Importantly, a philosophy like mine comes from going through life with your eyes open. You must be aware of what’s taking place in the world and of what results those events lead to. Only in this way can you put the lessons to work when similar circumstances materialize again. Failing to do this—more than anything else—is what dooms most investors to being victimized repeatedly by cycles of boom and bust.
I like to say, “Experience is what you got when you didn’t get what you wanted.” Good times teach only bad lessons: that investing is easy, that you know its secrets, and that you needn’t worry about risk. The most valuable lessons are learned in tough times. In that sense, I’ve been “fortunate” to have lived through some doozies: the Arab oil embargo, stagflation, Nifty Fifty stock collapse and “death of equities” of the 1970s; Black Monday in 1987, when the Dow Jones Industrial Index lost 22.6 percent of its value in one day; the 1994 spike in interest rates that put rate-sensitive debt instruments into freefall; the emerging market crisis, Russian default and meltdown of Long-Term Capital Management in 1998; the bursting of the tech-stock bubble in 2000–2001; the accounting scandals of 2001–2002; and the worldwide financial crisis of 2007–2008.
Living through the 1970s was particularly formative, since so many challenges arose.

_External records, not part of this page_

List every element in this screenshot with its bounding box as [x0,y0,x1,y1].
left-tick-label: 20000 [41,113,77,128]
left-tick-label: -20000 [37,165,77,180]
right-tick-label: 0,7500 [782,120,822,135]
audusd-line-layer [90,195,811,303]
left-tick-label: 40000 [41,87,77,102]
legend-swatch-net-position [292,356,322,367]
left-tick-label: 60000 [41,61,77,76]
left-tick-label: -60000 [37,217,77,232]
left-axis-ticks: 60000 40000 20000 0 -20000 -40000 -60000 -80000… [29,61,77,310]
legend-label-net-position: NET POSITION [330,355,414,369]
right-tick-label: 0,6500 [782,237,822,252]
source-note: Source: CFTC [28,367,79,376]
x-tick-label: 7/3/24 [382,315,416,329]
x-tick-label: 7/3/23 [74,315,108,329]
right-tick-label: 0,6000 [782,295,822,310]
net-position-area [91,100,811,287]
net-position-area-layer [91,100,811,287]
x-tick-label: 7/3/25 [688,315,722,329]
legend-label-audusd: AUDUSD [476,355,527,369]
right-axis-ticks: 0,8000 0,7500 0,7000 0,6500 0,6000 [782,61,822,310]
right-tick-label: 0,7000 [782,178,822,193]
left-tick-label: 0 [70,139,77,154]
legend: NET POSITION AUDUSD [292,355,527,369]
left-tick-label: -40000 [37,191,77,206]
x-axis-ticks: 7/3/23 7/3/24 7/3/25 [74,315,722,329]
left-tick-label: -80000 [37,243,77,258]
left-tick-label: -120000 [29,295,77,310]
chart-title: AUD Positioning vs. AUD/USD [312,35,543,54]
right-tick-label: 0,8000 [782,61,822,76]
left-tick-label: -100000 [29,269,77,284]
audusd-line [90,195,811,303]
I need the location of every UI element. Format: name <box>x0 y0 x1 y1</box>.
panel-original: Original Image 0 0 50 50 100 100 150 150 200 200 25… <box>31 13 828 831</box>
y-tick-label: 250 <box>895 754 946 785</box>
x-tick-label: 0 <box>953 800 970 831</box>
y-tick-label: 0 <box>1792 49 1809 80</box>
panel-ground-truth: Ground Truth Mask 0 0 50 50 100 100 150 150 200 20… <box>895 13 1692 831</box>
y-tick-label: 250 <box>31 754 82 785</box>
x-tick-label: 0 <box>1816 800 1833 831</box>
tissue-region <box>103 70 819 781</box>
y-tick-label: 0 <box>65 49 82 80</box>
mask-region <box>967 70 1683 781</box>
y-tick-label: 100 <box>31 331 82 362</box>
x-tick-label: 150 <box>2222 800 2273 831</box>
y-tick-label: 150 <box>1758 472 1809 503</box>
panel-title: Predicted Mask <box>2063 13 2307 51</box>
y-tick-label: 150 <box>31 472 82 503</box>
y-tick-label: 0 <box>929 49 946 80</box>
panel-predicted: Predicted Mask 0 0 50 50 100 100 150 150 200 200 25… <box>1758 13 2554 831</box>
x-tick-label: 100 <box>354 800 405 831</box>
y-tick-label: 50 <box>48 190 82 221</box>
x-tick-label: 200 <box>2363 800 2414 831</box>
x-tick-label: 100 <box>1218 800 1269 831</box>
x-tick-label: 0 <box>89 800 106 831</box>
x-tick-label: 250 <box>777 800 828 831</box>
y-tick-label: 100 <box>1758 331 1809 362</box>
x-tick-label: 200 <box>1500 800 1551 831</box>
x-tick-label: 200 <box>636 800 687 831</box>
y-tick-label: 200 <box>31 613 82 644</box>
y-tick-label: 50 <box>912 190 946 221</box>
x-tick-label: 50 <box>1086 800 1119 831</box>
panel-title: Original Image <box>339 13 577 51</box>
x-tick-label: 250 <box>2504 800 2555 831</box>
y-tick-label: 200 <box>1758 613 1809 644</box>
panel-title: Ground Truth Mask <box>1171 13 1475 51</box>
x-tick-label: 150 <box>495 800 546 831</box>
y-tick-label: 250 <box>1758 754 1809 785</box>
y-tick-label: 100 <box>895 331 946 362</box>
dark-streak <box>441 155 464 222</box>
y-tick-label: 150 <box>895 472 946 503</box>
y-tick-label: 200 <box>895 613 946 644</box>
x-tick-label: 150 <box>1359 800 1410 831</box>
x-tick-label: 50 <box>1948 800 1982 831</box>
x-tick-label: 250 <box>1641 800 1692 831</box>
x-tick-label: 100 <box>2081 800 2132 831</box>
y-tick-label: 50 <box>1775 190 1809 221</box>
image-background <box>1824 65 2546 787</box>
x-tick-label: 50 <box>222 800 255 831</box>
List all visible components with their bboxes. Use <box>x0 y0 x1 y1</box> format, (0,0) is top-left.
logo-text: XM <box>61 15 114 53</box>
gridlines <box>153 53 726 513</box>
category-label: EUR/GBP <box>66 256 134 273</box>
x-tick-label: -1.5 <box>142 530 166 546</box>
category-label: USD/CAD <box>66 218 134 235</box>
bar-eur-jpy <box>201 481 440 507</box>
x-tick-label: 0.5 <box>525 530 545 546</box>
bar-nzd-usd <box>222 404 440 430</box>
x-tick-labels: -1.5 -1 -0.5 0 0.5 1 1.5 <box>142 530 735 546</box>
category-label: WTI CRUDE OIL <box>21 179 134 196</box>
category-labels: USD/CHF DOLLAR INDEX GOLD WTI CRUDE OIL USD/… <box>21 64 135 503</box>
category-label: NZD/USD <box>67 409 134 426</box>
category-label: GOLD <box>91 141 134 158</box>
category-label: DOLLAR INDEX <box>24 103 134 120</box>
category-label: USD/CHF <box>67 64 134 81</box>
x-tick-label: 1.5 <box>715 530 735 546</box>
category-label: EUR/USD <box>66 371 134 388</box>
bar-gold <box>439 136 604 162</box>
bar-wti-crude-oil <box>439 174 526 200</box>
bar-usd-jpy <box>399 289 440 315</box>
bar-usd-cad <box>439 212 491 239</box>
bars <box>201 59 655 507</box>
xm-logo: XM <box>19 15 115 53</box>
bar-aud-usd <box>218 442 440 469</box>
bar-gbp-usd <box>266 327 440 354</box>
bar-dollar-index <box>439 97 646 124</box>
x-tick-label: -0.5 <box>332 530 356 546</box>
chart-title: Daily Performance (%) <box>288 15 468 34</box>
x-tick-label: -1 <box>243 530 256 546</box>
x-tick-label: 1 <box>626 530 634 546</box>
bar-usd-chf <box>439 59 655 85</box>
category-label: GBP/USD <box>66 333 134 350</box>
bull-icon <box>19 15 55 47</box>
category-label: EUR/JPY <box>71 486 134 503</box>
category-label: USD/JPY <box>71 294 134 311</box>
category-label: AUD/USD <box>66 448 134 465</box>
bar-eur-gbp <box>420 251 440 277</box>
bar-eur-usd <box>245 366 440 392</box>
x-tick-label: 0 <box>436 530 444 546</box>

It was virtually impossible to get an investment job during the seventies, meaning that in order to have experienced that decade, you had to have gotten your job before it started. How many of the people who started by the sixties were still working in the late nineties when the tech bubble rolled around? Not many. Most professional investors had joined the industry in the eighties or nineties and didn’t know a market decline could exceed 5 percent, the greatest drop seen between 1982 and 1999.
If you read widely, you can learn from people whose ideas merit publishing. Some of the most important for me were Charley Ellis’s great article “The Loser’s Game” (The Financial Analysts Journal, July-August 1975), A Short History of Financial Euphoria, by John Kenneth Galbraith (New York: Viking, 1990) and Nassim Nicholas Taleb’s Fooled by Randomness (New York: Texere, 2001). Each did a great deal to shape my thinking.
Finally, I’ve been extremely fortunate to learn directly from some outstanding thinkers: John Kenneth Galbraith on human foibles; Warren Buffett on patience and contrarianism; Charlie Munger on the importance of reasonable expectations; Bruce Newberg on “probability and outcome”; Michael Milken on conscious risk bearing; and Ric Kayne on setting “traps” (underrated investment opportunities where you can make a lot but can’t lose a lot). I’ve also benefited from my association with Peter Bernstein, Seth Klarman, Jack Bogle, Jacob Rothschild, Jeremy Grantham, Joel Greenblatt, Tony Pace, Orin Kramer, Jim Grant and Doug Kass.
The happy truth is that I was exposed to all of these elements and aware enough to combine them into the investment philosophy that has worked for my organizations—and thus for my clients—for many years. It’s not the only right one—there are lots of ways to skin the cat—but it’s right for us.
I hasten to point out that my philosophy wouldn’t have meant much without skilled implementation on the part of my incredible Oaktree cofounders—Bruce Karsh, Sheldon Stone, Larry Keele, Richard Masson and Steve Kaplan—with whom I was fortunate to team up between 1983 and 1993. I’m convinced that no idea can be any better than the action taken on it, and that’s especially true in the world of investing. The philosophy I share here wouldn’t have attracted attention were it not for the accomplishments of these partners and the rest of my Oaktree colleagues.